En décembre 2002, l’AREP présente sa synthèse finale dans laquelle elle compile les
revendications et propositions de chaque groupe consulté. Il semble que les réunions aient finalement
abouti à un quasi consensus concernant la réglementation des techniques de pêche et les
scénarii de zonage. Seules les négociations avec le groupe des pêcheurs de Saint-Pierre semblent
s’être soldées par un échec. En plus d’une agressivité particulièrement forte de la part de ces
pêcheurs, liée à l’arrestation récente de membres du groupe, le départ d’A-F Didier en novembre
2002, directrice régionale de l’environnement de l’époque, laisse A. Lieutaud seule à assister à ces
réunions, obligeant les membres de l’AREP à sortir de leur rôle neutre de médiateur pour tenter de
rétablir le calme et l’équilibre. A cela s’ajoute un turn-over important parmi les participants aux
réunions, forçant les membres de l’AREP à recadrer et redéfinir les objectifs à chaque rencontre.

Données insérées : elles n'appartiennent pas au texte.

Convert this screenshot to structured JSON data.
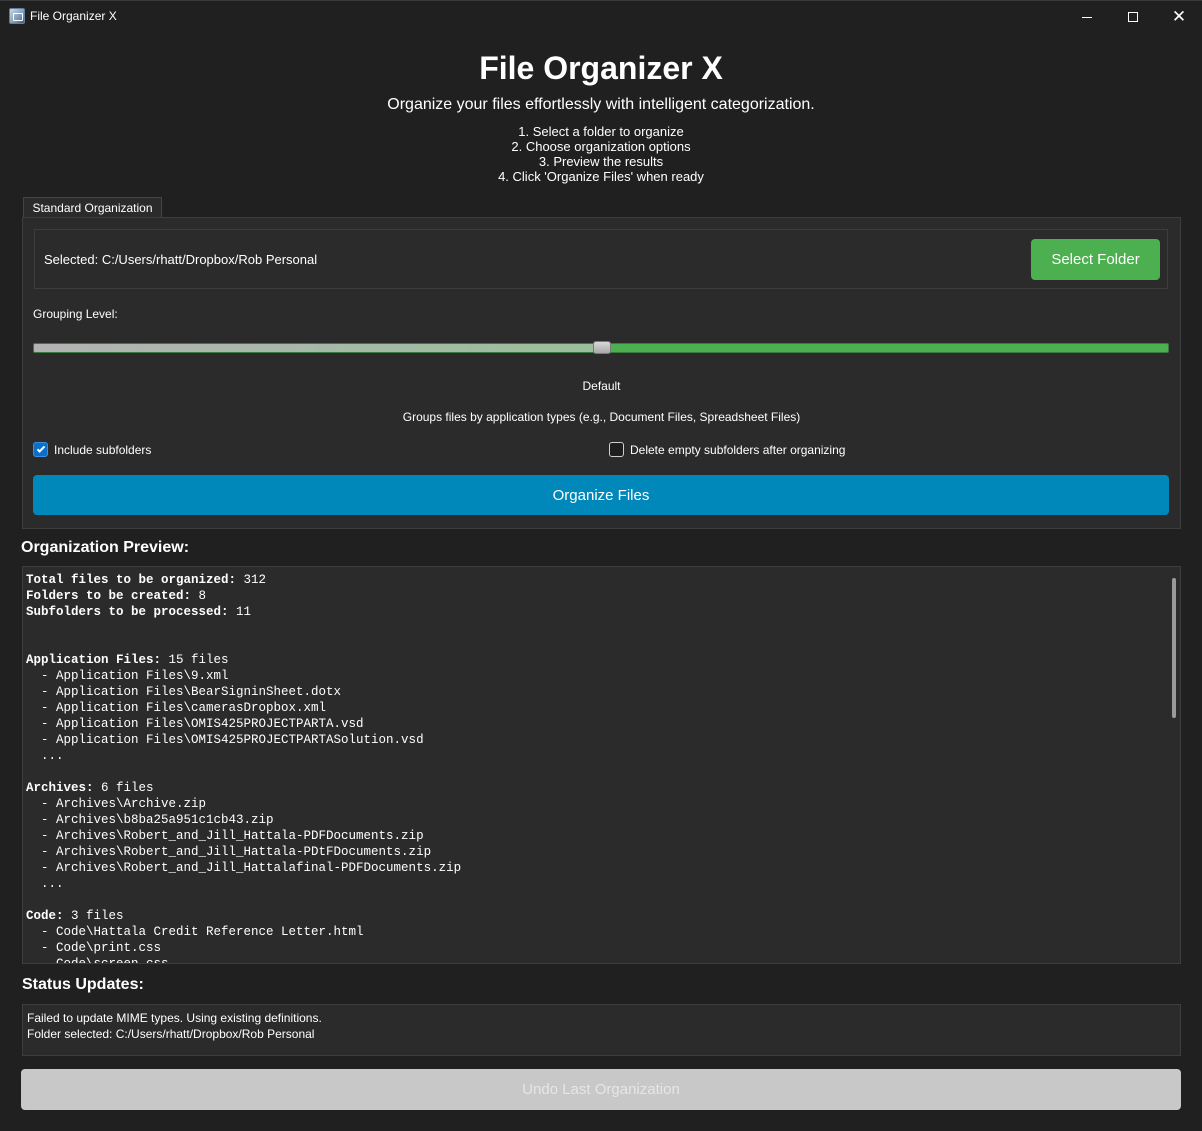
{
  "window": {
    "title": "File Organizer X",
    "controls": {
      "minimize": "minimize-icon",
      "maximize": "maximize-icon",
      "close": "close-icon",
      "close_glyph": "✕"
    }
  },
  "header": {
    "title": "File Organizer X",
    "subtitle": "Organize your files effortlessly with intelligent categorization.",
    "steps": [
      "1. Select a folder to organize",
      "2. Choose organization options",
      "3. Preview the results",
      "4. Click 'Organize Files' when ready"
    ]
  },
  "tabs": [
    {
      "label": "Standard Organization",
      "active": true
    }
  ],
  "folder": {
    "selected_text": "Selected: C:/Users/rhatt/Dropbox/Rob Personal",
    "select_button": "Select Folder"
  },
  "grouping": {
    "label": "Grouping Level:",
    "slider_value": 0.5,
    "level_name": "Default",
    "description": "Groups files by application types (e.g., Document Files, Spreadsheet Files)"
  },
  "options": {
    "include_subfolders": {
      "label": "Include subfolders",
      "checked": true
    },
    "delete_empty": {
      "label": "Delete empty subfolders after organizing",
      "checked": false
    }
  },
  "organize_button": "Organize Files",
  "preview": {
    "title": "Organization Preview:",
    "lines": [
      {
        "key": "Total files to be organized:",
        "value": " 312"
      },
      {
        "key": "Folders to be created:",
        "value": " 8"
      },
      {
        "key": "Subfolders to be processed:",
        "value": " 11"
      },
      {
        "key": "",
        "value": ""
      },
      {
        "key": "",
        "value": ""
      },
      {
        "key": "Application Files:",
        "value": " 15 files"
      },
      {
        "key": "",
        "value": "  - Application Files\\9.xml"
      },
      {
        "key": "",
        "value": "  - Application Files\\BearSigninSheet.dotx"
      },
      {
        "key": "",
        "value": "  - Application Files\\camerasDropbox.xml"
      },
      {
        "key": "",
        "value": "  - Application Files\\OMIS425PROJECTPARTA.vsd"
      },
      {
        "key": "",
        "value": "  - Application Files\\OMIS425PROJECTPARTASolution.vsd"
      },
      {
        "key": "",
        "value": "  ..."
      },
      {
        "key": "",
        "value": ""
      },
      {
        "key": "Archives:",
        "value": " 6 files"
      },
      {
        "key": "",
        "value": "  - Archives\\Archive.zip"
      },
      {
        "key": "",
        "value": "  - Archives\\b8ba25a951c1cb43.zip"
      },
      {
        "key": "",
        "value": "  - Archives\\Robert_and_Jill_Hattala-PDFDocuments.zip"
      },
      {
        "key": "",
        "value": "  - Archives\\Robert_and_Jill_Hattala-PDtFDocuments.zip"
      },
      {
        "key": "",
        "value": "  - Archives\\Robert_and_Jill_Hattalafinal-PDFDocuments.zip"
      },
      {
        "key": "",
        "value": "  ..."
      },
      {
        "key": "",
        "value": ""
      },
      {
        "key": "Code:",
        "value": " 3 files"
      },
      {
        "key": "",
        "value": "  - Code\\Hattala Credit Reference Letter.html"
      },
      {
        "key": "",
        "value": "  - Code\\print.css"
      },
      {
        "key": "",
        "value": "  - Code\\screen.css"
      }
    ]
  },
  "status": {
    "title": "Status Updates:",
    "lines": [
      "Failed to update MIME types. Using existing definitions.",
      "Folder selected: C:/Users/rhatt/Dropbox/Rob Personal"
    ]
  },
  "undo_button": "Undo Last Organization",
  "colors": {
    "background": "#202020",
    "panel": "#2b2b2b",
    "select_button": "#4caf50",
    "organize_button": "#0088bb",
    "undo_button_disabled": "#c8c8c8",
    "checkbox_checked": "#0b6fc9"
  }
}
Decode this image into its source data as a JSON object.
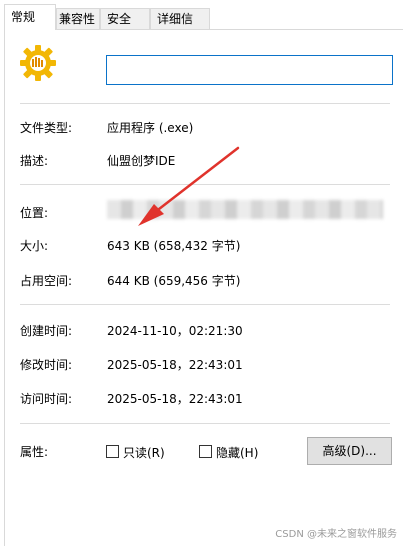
{
  "tabs": [
    {
      "label": "常规"
    },
    {
      "label": "兼容性"
    },
    {
      "label": "安全"
    },
    {
      "label": "详细信息"
    }
  ],
  "general": {
    "file_name": "",
    "file_type_label": "文件类型:",
    "file_type_value": "应用程序 (.exe)",
    "description_label": "描述:",
    "description_value": "仙盟创梦IDE",
    "location_label": "位置:",
    "size_label": "大小:",
    "size_value": "643 KB (658,432 字节)",
    "size_on_disk_label": "占用空间:",
    "size_on_disk_value": "644 KB (659,456 字节)",
    "created_label": "创建时间:",
    "created_value": "2024-11-10，02:21:30",
    "modified_label": "修改时间:",
    "modified_value": "2025-05-18，22:43:01",
    "accessed_label": "访问时间:",
    "accessed_value": "2025-05-18，22:43:01",
    "attributes_label": "属性:",
    "readonly_label": "只读(R)",
    "hidden_label": "隐藏(H)",
    "advanced_button": "高级(D)..."
  },
  "watermark": "CSDN @未来之窗软件服务",
  "colors": {
    "arrow": "#e0332c",
    "icon_gold": "#f2b705",
    "focus_border": "#0b73c9"
  }
}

Le groupe des représentants des associations de pêcheurs demeure également extrêmement
sceptique quant au projet et à la concertation menée. Dans une lettre au sous-préfet de Saint-Paul
datant du 7 juillet 2003 (Annexe M8), la Coordination des associations de pêcheurs traditionnels
affirme son profond désaccord avec le déroulement de la médiation et déplore que les propositions
des pêcheurs datant de 1999 puis de 2002, ne figurent pas dans les documents présentés lors du
premier comité de suivi, le 5 mai 2003. Ils regrettent ainsi que les autres membres du comité ne
puissent être informés de leurs propositions et estiment que la concertation est un échec.
141
Chose peu commune, l’association Vie Océane soutient le point de vue de la Coordination et
condamne elle aussi le déroulement de la concertation dans un courrier du 6 janvier 2003 adressé à
la DIREN (Annexe M9). L’association regrette également de ne pas disposer des informations sur les
propositions ou les demandes formulées par les autres groupes consultés afin d’être en mesure
d’élaborer des propositions concrètes en fonction.
Pour autant, l’AREP conclue qu’après un an de médiation, « les oppositions qui persistent relèvent
davantage de stratégies de pouvoir et/ou d’opposition systématique à l’administration, que d’un réel sentiment
de frustration par rapport à une situation socio-économique. (…) Il nous semble que la balle est dans le
camp du comité de pilotage, qui devrait choisir parmi tous les scénarios, ceux qui semblent les plus aptes à
protéger d’une part les lagons er les formations récifales et d’autre part les intérêts des usagers (notamment
les pêcheurs), la culture et les traditions réunionnaises » (AREP, 2002).
2.2 Le projet d’insertion des pêcheurs à pied : une initiative
prometteuse soumise aux dysfonctionnements de gouvernance
En parallèle de la médiation menée par l’AREP, la DIREN s’engage à financer les études
complémentaires émanant d’une demande des usagers. Devant les tensions avec certains membres
d’associations de pêcheurs à pied, c’est ainsi qu’elle soutient le projet de réinsertion professionnelle
des pêcheurs. Ainsi, à la suite de l’étude sociologique commandée par le maire de Saint-Paul en 2000
(Assouline, 2000), la nécessité de faciliter et d’encourager la réinsertion des pêcheurs émerge-telle
au titre d’une compensation économique en contrepartie des restrictions de pêche engendrées
par la future création de la RNM. Différents projets avaient déjà été suggérés parmi lesquels la
construction d’un musée de la pêche, la reconstitution d’un village de pêcheur, l’entretien d’un
sentier pêcheur entre le quartier de Barrage et le front de mer, etc. Ce besoin réapparait rapidement
au cours de la médiation et s’impose comme projet à soutenir de manière prioritaire.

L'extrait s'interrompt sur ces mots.